Do you find yourself wondering how you got here, searching the internet for divorce recovery treatment? Are you trying desperately to make sense of the fact that despite your best efforts and intentions, despite the vision you had for yourself of happily ever after, despite the promise you made in front of God and all the people you love you just couldn’t stay married? Perhaps you struggle with feelings of guilt and shame wondering if your kids will be okay? Will you be okay? You wonder if maybe you’re just a selfish person for pulling the plug on your marriage. And yet part of you knows deep down that there is something more, that a relationship can be more than yours was. You want to find healing from your divorce.
Or possibly you were going along in life thinking everything was okay, not perfect but good enough. You did your job, took care of the kids, paid your bills, didn’t complain. This is how married life goes, right? You just didn’t see divorce coming. You’re a good person. You don’t deserve what’s happening to you. You need divorce recovery treatment.
Divorce is painful no matter the circumstances. Whether you are the one who initiates or the one responding, the feelings of sadness, guilt, anger, shame and utter bewilderment can be overwhelming at times. Statistics can be tricky to interpret but the best guess is that there is about a 40% chance a first marriage will end in divorce. Statistics for second marriages are even higher. You are in good company. And my job starts now in assuring you that there is a path to divorce recovery.

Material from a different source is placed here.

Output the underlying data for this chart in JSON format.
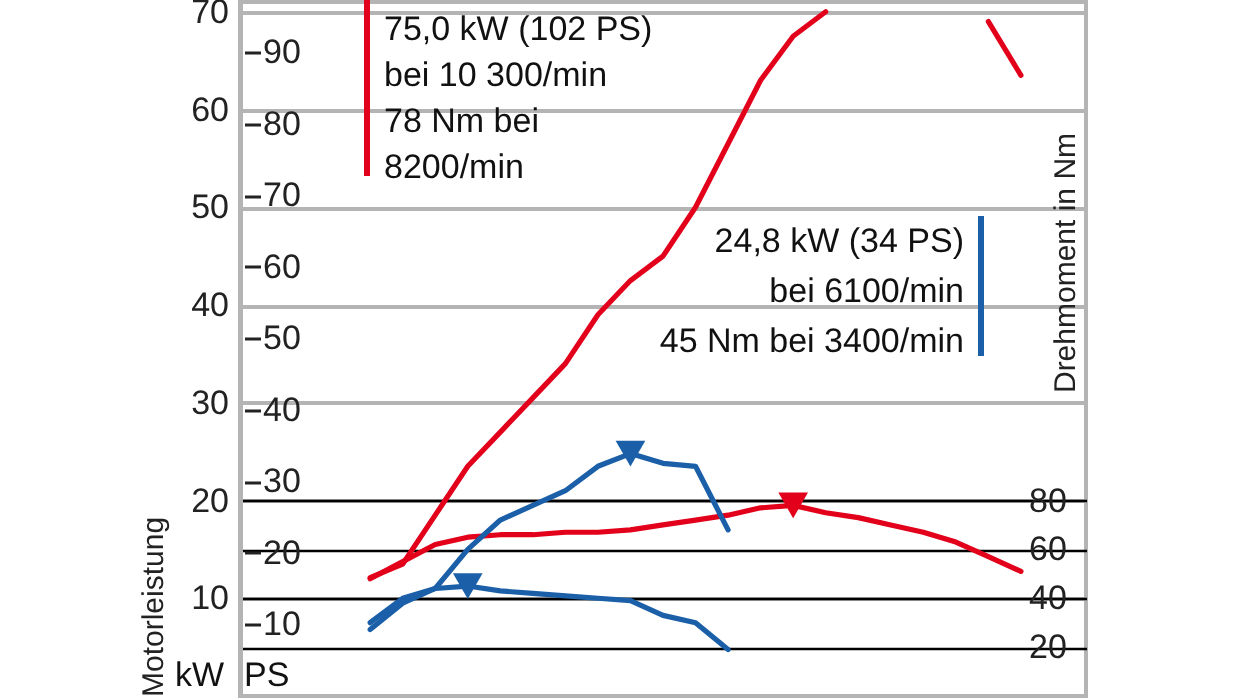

So why divorce recovery counseling?
After all, the hard part is over. The tough decision has already been made and the damage has been done. What is there to be gained? The most compelling reason is because you owe it to yourself to become whole again. There is healing from divorce.

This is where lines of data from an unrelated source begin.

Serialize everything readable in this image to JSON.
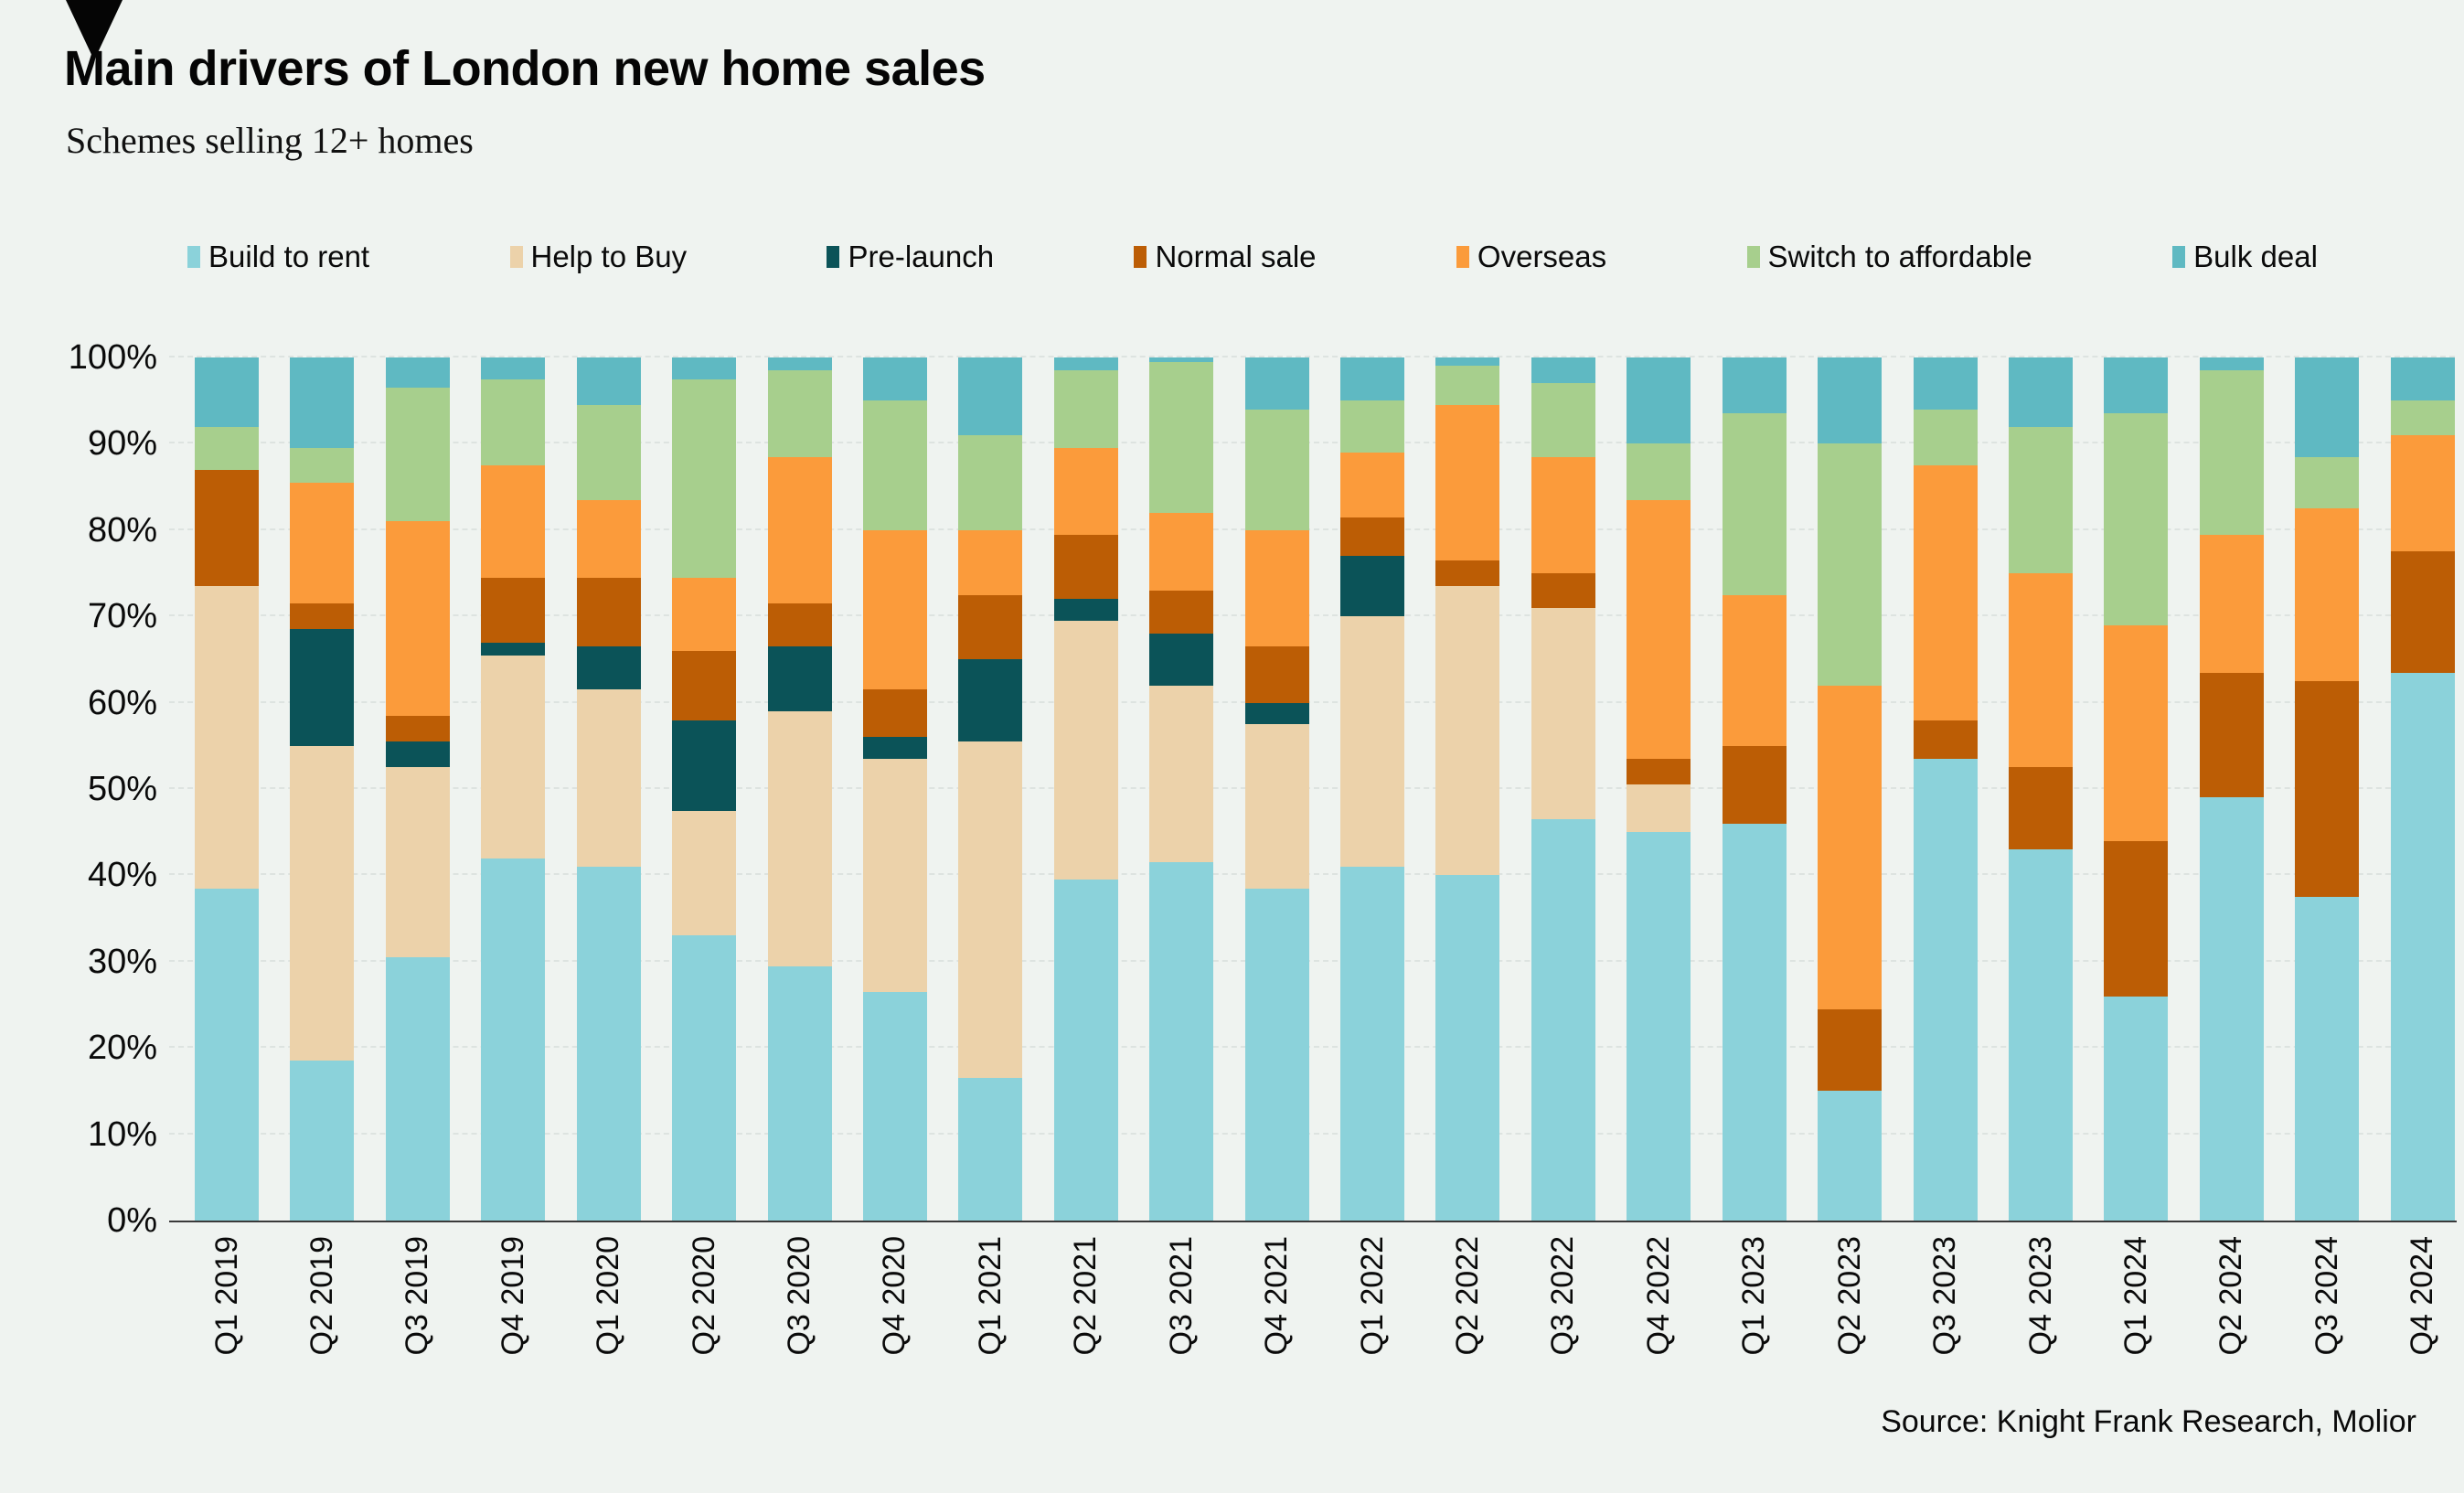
{
  "header": {
    "title": "Main drivers of London new home sales",
    "subtitle": "Schemes selling 12+ homes"
  },
  "footer": {
    "source": "Source: Knight Frank Research, Molior"
  },
  "icons": {
    "brand_arrow": "black-down-triangle"
  },
  "colors": {
    "background": "#EFF3F0",
    "gridline": "#DDE3E0",
    "axis": "#3A3A3A",
    "text": "#0A0A0A"
  },
  "chart_data": {
    "type": "bar",
    "stacked": true,
    "percent_stacked": true,
    "title": "Main drivers of London new home sales",
    "subtitle": "Schemes selling 12+ homes",
    "legend_position": "top",
    "grid": true,
    "ylim": [
      0,
      100
    ],
    "ytick_step": 10,
    "ytick_labels": [
      "0%",
      "10%",
      "20%",
      "30%",
      "40%",
      "50%",
      "60%",
      "70%",
      "80%",
      "90%",
      "100%"
    ],
    "categories": [
      "Q1 2019",
      "Q2 2019",
      "Q3 2019",
      "Q4 2019",
      "Q1 2020",
      "Q2 2020",
      "Q3 2020",
      "Q4 2020",
      "Q1 2021",
      "Q2 2021",
      "Q3 2021",
      "Q4 2021",
      "Q1 2022",
      "Q2 2022",
      "Q3 2022",
      "Q4 2022",
      "Q1 2023",
      "Q2 2023",
      "Q3 2023",
      "Q4 2023",
      "Q1 2024",
      "Q2 2024",
      "Q3 2024",
      "Q4 2024"
    ],
    "series": [
      {
        "name": "Build to rent",
        "color": "#8BD2DA",
        "values": [
          38.5,
          18.5,
          30.5,
          42,
          41,
          33,
          29.5,
          26.5,
          16.5,
          39.5,
          41.5,
          38.5,
          41,
          40,
          46.5,
          45,
          46,
          15,
          53.5,
          43,
          26,
          49,
          37.5,
          63.5
        ]
      },
      {
        "name": "Help to Buy",
        "color": "#ECD2AA",
        "values": [
          35,
          36.5,
          22,
          23.5,
          20.5,
          14.5,
          29.5,
          27,
          39,
          30,
          20.5,
          19,
          29,
          33.5,
          24.5,
          5.5,
          0,
          0,
          0,
          0,
          0,
          0,
          0,
          0
        ]
      },
      {
        "name": "Pre-launch",
        "color": "#0B5358",
        "values": [
          0,
          13.5,
          3,
          1.5,
          5,
          10.5,
          7.5,
          2.5,
          9.5,
          2.5,
          6,
          2.5,
          7,
          0,
          0,
          0,
          0,
          0,
          0,
          0,
          0,
          0,
          0,
          0
        ]
      },
      {
        "name": "Normal sale",
        "color": "#BC5D05",
        "values": [
          13.5,
          3,
          3,
          7.5,
          8,
          8,
          5,
          5.5,
          7.5,
          7.5,
          5,
          6.5,
          4.5,
          3,
          4,
          3,
          9,
          9.5,
          4.5,
          9.5,
          18,
          14.5,
          25,
          14
        ]
      },
      {
        "name": "Overseas",
        "color": "#FB9B3B",
        "values": [
          0,
          14,
          22.5,
          13,
          9,
          8.5,
          17,
          18.5,
          7.5,
          10,
          9,
          13.5,
          7.5,
          18,
          13.5,
          30,
          17.5,
          37.5,
          29.5,
          22.5,
          25,
          16,
          20,
          13.5
        ]
      },
      {
        "name": "Switch to affordable",
        "color": "#A7CF8D",
        "values": [
          5,
          4,
          15.5,
          10,
          11,
          23,
          10,
          15,
          11,
          9,
          17.5,
          14,
          6,
          4.5,
          8.5,
          6.5,
          21,
          28,
          6.5,
          17,
          24.5,
          19,
          6,
          4
        ]
      },
      {
        "name": "Bulk deal",
        "color": "#5FB9C2",
        "values": [
          8,
          10.5,
          3.5,
          2.5,
          5.5,
          2.5,
          1.5,
          5,
          9,
          1.5,
          0.5,
          6,
          5,
          1,
          3,
          10,
          6.5,
          10,
          6,
          8,
          6.5,
          1.5,
          11.5,
          5
        ]
      }
    ]
  }
}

But there’s another really good reason. Divorce is incredibly painful. And if you have to experience this much pain, doesn’t it make sense to better understand what happened that got you to this place? If you are thinking it’s all the other person, you’re only half right. You played a role. The clincher is that if you don’t do the work to understand what that role was, you’re likely going to cast yourself starring in a new play but with the same script and the same unhappy ending. Divorce recovery treatment can be your best insulation from that result.

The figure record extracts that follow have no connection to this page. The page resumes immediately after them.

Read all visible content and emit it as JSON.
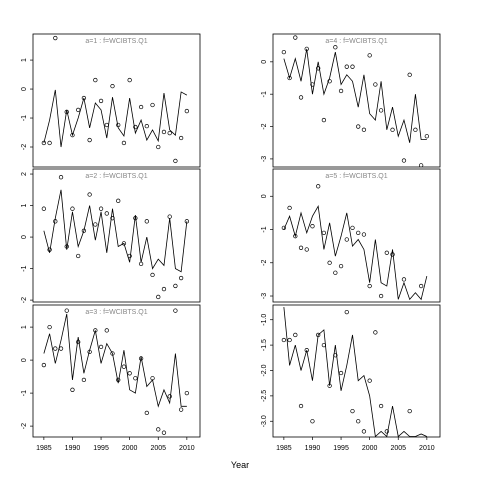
{
  "xlabel": "Year",
  "chart_data": [
    {
      "type": "line",
      "title": "a=1 : f=WCIBTS.Q1",
      "x": [
        1985,
        1986,
        1987,
        1988,
        1989,
        1990,
        1991,
        1992,
        1993,
        1994,
        1995,
        1996,
        1997,
        1998,
        1999,
        2000,
        2001,
        2002,
        2003,
        2004,
        2005,
        2006,
        2007,
        2008,
        2009,
        2010
      ],
      "xlim": [
        1983.1,
        2012.3
      ],
      "ylim": [
        -2.69,
        1.9
      ],
      "yticks": [
        1,
        0,
        -1,
        -2
      ],
      "series": [
        {
          "style": "line",
          "color": "#000000",
          "values": [
            -1.86,
            -1.07,
            -0.03,
            -2.0,
            -0.72,
            -1.59,
            -1.0,
            -0.31,
            -1.34,
            -0.48,
            -0.72,
            -1.69,
            -0.28,
            -1.34,
            -1.62,
            -0.31,
            -1.52,
            -1.07,
            -1.76,
            -1.41,
            -1.79,
            -0.14,
            -1.41,
            -1.59,
            -0.1,
            -0.21
          ]
        },
        {
          "style": "points",
          "color": "#000000",
          "values": [
            -1.86,
            -1.86,
            1.76,
            null,
            -0.79,
            -1.59,
            -0.72,
            -0.31,
            -1.76,
            0.31,
            -0.41,
            -1.24,
            0.1,
            -1.24,
            -1.86,
            0.31,
            -1.31,
            -0.62,
            -1.28,
            -0.55,
            -2.0,
            -1.48,
            -1.52,
            -2.48,
            -1.69,
            -0.76
          ]
        }
      ]
    },
    {
      "type": "line",
      "title": "a=2 : f=WCIBTS.Q1",
      "x": [
        1985,
        1986,
        1987,
        1988,
        1989,
        1990,
        1991,
        1992,
        1993,
        1994,
        1995,
        1996,
        1997,
        1998,
        1999,
        2000,
        2001,
        2002,
        2003,
        2004,
        2005,
        2006,
        2007,
        2008,
        2009,
        2010
      ],
      "xlim": [
        1983.1,
        2012.3
      ],
      "ylim": [
        -2.06,
        2.16
      ],
      "yticks": [
        2,
        1,
        0,
        -1,
        -2
      ],
      "series": [
        {
          "style": "line",
          "color": "#000000",
          "values": [
            0.2,
            -0.5,
            0.6,
            1.5,
            -0.4,
            0.8,
            -0.3,
            0.2,
            1.0,
            -0.1,
            0.8,
            -0.5,
            0.9,
            -0.3,
            -0.2,
            -0.8,
            0.7,
            -0.8,
            0.0,
            -1.0,
            -0.7,
            -0.9,
            0.6,
            -1.0,
            -1.1,
            0.5
          ]
        },
        {
          "style": "points",
          "color": "#000000",
          "values": [
            0.9,
            -0.4,
            0.5,
            1.9,
            -0.3,
            0.9,
            -0.6,
            0.2,
            1.35,
            0.4,
            0.9,
            0.75,
            0.6,
            1.15,
            -0.2,
            -0.6,
            0.6,
            -0.85,
            0.5,
            -1.2,
            -1.9,
            -1.65,
            0.65,
            -1.55,
            -1.3,
            0.5
          ]
        }
      ]
    },
    {
      "type": "line",
      "title": "a=3 : f=WCIBTS.Q1",
      "x": [
        1985,
        1986,
        1987,
        1988,
        1989,
        1990,
        1991,
        1992,
        1993,
        1994,
        1995,
        1996,
        1997,
        1998,
        1999,
        2000,
        2001,
        2002,
        2003,
        2004,
        2005,
        2006,
        2007,
        2008,
        2009,
        2010
      ],
      "xlim": [
        1983.1,
        2012.3
      ],
      "ylim": [
        -2.33,
        1.67
      ],
      "yticks": [
        1,
        0,
        -1,
        -2
      ],
      "xticks": [
        1985,
        1990,
        1995,
        2000,
        2005,
        2010
      ],
      "series": [
        {
          "style": "line",
          "color": "#000000",
          "values": [
            0.2,
            0.8,
            -0.1,
            0.6,
            1.4,
            -0.6,
            0.7,
            -0.4,
            0.3,
            0.9,
            -0.1,
            0.5,
            0.2,
            -0.7,
            0.3,
            -0.9,
            -1.0,
            0.1,
            -0.8,
            -0.6,
            -1.4,
            -0.9,
            -1.3,
            0.2,
            -1.4,
            -1.4
          ]
        },
        {
          "style": "points",
          "color": "#000000",
          "values": [
            -0.15,
            1.0,
            0.35,
            0.35,
            1.5,
            -0.9,
            0.55,
            -0.6,
            0.25,
            0.9,
            0.4,
            0.9,
            0.2,
            -0.6,
            -0.2,
            -0.4,
            -0.55,
            0.05,
            -1.6,
            -0.55,
            -2.1,
            -2.2,
            -1.1,
            1.5,
            -1.5,
            -1.0
          ]
        }
      ]
    },
    {
      "type": "line",
      "title": "a=4 : f=WCIBTS.Q1",
      "x": [
        1985,
        1986,
        1987,
        1988,
        1989,
        1990,
        1991,
        1992,
        1993,
        1994,
        1995,
        1996,
        1997,
        1998,
        1999,
        2000,
        2001,
        2002,
        2003,
        2004,
        2005,
        2006,
        2007,
        2008,
        2009,
        2010
      ],
      "xlim": [
        1983.1,
        2012.3
      ],
      "ylim": [
        -3.25,
        0.86
      ],
      "yticks": [
        0,
        -1,
        -2,
        -3
      ],
      "series": [
        {
          "style": "line",
          "color": "#000000",
          "values": [
            0.1,
            -0.5,
            0.1,
            -0.6,
            0.4,
            -1.0,
            0.0,
            -1.0,
            -0.5,
            0.3,
            -0.7,
            -0.4,
            -0.6,
            -1.4,
            -0.4,
            -1.6,
            -1.8,
            -0.6,
            -2.1,
            -1.4,
            -2.3,
            -1.8,
            -2.5,
            -1.0,
            -2.4,
            -2.4
          ]
        },
        {
          "style": "points",
          "color": "#000000",
          "values": [
            0.3,
            -0.5,
            0.75,
            -1.1,
            0.4,
            -0.7,
            -0.2,
            -1.8,
            -0.6,
            0.45,
            -0.9,
            -0.15,
            -0.15,
            -2.0,
            -2.1,
            0.2,
            -0.7,
            -1.5,
            null,
            -2.1,
            null,
            -3.05,
            -0.4,
            -2.1,
            -3.2,
            -2.3
          ]
        }
      ]
    },
    {
      "type": "line",
      "title": "a=5 : f=WCIBTS.Q1",
      "x": [
        1985,
        1986,
        1987,
        1988,
        1989,
        1990,
        1991,
        1992,
        1993,
        1994,
        1995,
        1996,
        1997,
        1998,
        1999,
        2000,
        2001,
        2002,
        2003,
        2004,
        2005,
        2006,
        2007,
        2008,
        2009,
        2010
      ],
      "xlim": [
        1983.1,
        2012.3
      ],
      "ylim": [
        -3.18,
        0.82
      ],
      "yticks": [
        0,
        -1,
        -2,
        -3
      ],
      "series": [
        {
          "style": "line",
          "color": "#000000",
          "values": [
            -1.0,
            -0.6,
            -1.2,
            -0.5,
            -1.1,
            -0.6,
            -0.3,
            -1.6,
            -0.8,
            -1.8,
            -1.2,
            -0.5,
            -1.5,
            -1.3,
            -1.6,
            -2.6,
            -1.3,
            -2.6,
            -2.7,
            -1.6,
            -3.1,
            -2.6,
            -3.1,
            -2.9,
            -3.1,
            -2.4
          ]
        },
        {
          "style": "points",
          "color": "#000000",
          "values": [
            -0.95,
            -0.35,
            -1.2,
            -1.55,
            -1.6,
            -0.9,
            0.3,
            -1.1,
            -2.0,
            -2.3,
            -2.1,
            -1.3,
            -0.95,
            -1.1,
            -1.15,
            -2.7,
            null,
            -3.0,
            -1.7,
            -1.75,
            null,
            -2.5,
            null,
            null,
            -2.7,
            null
          ]
        }
      ]
    },
    {
      "type": "line",
      "x": [
        1985,
        1986,
        1987,
        1988,
        1989,
        1990,
        1991,
        1992,
        1993,
        1994,
        1995,
        1996,
        1997,
        1998,
        1999,
        2000,
        2001,
        2002,
        2003,
        2004,
        2005,
        2006,
        2007,
        2008,
        2009,
        2010
      ],
      "xlim": [
        1983.1,
        2012.3
      ],
      "ylim": [
        -3.31,
        -0.71
      ],
      "xticks": [
        1985,
        1990,
        1995,
        2000,
        2005,
        2010
      ],
      "yticks": [
        {
          "value": -1,
          "label": "-1.0"
        },
        {
          "value": -1.5,
          "label": "-1.5"
        },
        {
          "value": -2,
          "label": "-2.0"
        },
        {
          "value": -2.5,
          "label": "-2.5"
        },
        {
          "value": -3,
          "label": "-3.0"
        }
      ],
      "series": [
        {
          "style": "line",
          "color": "#000000",
          "values": [
            -0.75,
            -1.9,
            -1.5,
            -2.0,
            -1.6,
            -2.2,
            -1.3,
            -1.2,
            -2.3,
            -1.5,
            -2.4,
            -1.9,
            -1.3,
            -2.2,
            -2.1,
            -2.5,
            -3.3,
            -3.2,
            -3.3,
            -2.7,
            -3.3,
            -3.2,
            -3.3,
            -3.3,
            -3.25,
            -3.3
          ]
        },
        {
          "style": "points",
          "color": "#000000",
          "values": [
            -1.4,
            -1.4,
            -1.3,
            -2.7,
            -1.6,
            -3.0,
            -1.3,
            -1.5,
            -2.3,
            -1.7,
            -2.05,
            -0.85,
            -2.8,
            -3.0,
            -3.2,
            -2.2,
            -1.25,
            -2.7,
            -3.2,
            null,
            null,
            null,
            -2.8,
            null,
            null,
            null
          ]
        }
      ]
    }
  ]
}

Our work will involve a look back at your family of origin and where you came from, discovering what lessons you learned in your family about how to be a partner. We will uncover your unhealed wounds that you brought into the marriage.
And then we create a plan to heal from your divorce. What that means depends upon your own specific circumstance and experience. You will pick up the shattered pieces of yourself and put them back together, only better this time. Whether it’s talk therapy or a referral for more specialized treatment or even a medication to support you, I have the skills and knowledge to see you through this transition. Just like I’ve seen in countless clients before you. Now you know who you are and what you want in ways you didn’t understand previously. You can be better than you’ve ever been before. Divorce recovery counseling can be the bridge to a stronger healthier you and an enduring next relationship.